For instance, I assume that if the top level .au namespace was released, then prices would go down for while - maybe not in the absolute premium market, but an average punter who wants a second tier, 2 or 3 word name isn't going to pay several hundred bucks for the .com.au when he can just register the equivalent direct.au at retail price.
Are you suggesting that "growing supply" also means the top level namespace or only the secondary/drop market as rules are relaxed to encourage trade (like the 6 month thing) etc?
There's a difference between growing a market and growing price. Sure, if you restrict supply, price can go up, but this is an immature market and domains don't clear at their inherent value. I know that because the spreads between proxy bids (the price a buyer is willing to pay) and winning bids is huge. IOW, buyers are paying far less than they are willing to pay, because there is little competition. The market is immature, there are insufficient buyers.
The supply side is fine - there are plenty of names available for sale and expiring on a daily basis. There is insufficient demand - too few buyers. To ensure the market clears at close to the implied market price (the proxy bid prices) there needs to be more competition.
Now few people actually like competition despite the
fact that we all know competition is good for markets.

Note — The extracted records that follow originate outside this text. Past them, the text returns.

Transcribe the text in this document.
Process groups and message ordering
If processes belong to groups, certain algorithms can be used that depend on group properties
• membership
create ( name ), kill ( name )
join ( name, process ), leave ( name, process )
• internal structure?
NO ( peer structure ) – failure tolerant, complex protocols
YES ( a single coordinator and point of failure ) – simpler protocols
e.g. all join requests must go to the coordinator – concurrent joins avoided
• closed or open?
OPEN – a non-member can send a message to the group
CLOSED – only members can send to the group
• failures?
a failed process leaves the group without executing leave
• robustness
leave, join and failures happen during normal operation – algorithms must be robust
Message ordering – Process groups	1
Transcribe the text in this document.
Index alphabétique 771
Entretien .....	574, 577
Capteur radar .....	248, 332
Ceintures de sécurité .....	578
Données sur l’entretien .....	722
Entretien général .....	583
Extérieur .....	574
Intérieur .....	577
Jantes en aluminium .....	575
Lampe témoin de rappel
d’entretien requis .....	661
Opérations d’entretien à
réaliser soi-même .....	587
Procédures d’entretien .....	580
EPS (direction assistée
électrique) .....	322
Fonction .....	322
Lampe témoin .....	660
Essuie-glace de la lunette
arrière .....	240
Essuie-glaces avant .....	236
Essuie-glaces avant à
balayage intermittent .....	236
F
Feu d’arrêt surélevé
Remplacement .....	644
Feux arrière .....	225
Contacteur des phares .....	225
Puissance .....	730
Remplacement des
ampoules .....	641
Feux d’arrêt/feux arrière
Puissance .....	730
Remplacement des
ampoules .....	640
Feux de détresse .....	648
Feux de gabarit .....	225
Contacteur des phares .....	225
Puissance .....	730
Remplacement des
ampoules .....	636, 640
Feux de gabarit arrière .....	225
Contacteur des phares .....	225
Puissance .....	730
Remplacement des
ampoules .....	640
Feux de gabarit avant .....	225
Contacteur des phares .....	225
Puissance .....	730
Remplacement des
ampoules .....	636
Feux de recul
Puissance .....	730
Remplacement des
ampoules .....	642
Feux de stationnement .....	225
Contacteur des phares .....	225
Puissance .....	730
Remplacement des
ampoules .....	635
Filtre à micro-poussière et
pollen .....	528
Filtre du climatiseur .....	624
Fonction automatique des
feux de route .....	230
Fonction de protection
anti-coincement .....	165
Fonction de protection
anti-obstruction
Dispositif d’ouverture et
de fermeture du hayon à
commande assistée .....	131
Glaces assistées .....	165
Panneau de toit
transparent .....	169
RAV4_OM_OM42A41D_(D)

My point is that if you want to get the best price for a domain you will try to sell in the future, your best bet is to get as many buyers into the market NOW - they will drive prices up across the board, increasing the value of all your names and be there to pay a big price when you're ready to sell.
Its a classic early market strategy: get in early, buy all the good stuff you can, get as many people as possible to enter the market and then sell high.
The British aristocracy used to do this very effectively in the art market. You would "discover" an artist (basically pick a struggling artist randomly), buy his work, introduce him to all you art buying buddies, trade amongst yourselves for a period at ever increasing prices, publicize these increasing prices and then when some mug outside your circle steps in, sell at an inflated rate. What actually happens is that you establish value and then let true market forces take over. That sort of activity was eventually regulated against - it became illegal in the way they effectively conned outsiders, but the principles apply - its better to increase the pool of buyers if you want to increase the value of the stock. And the best way to increase the pool of buyers is to tell everyone you know how much money you're making trading the stock.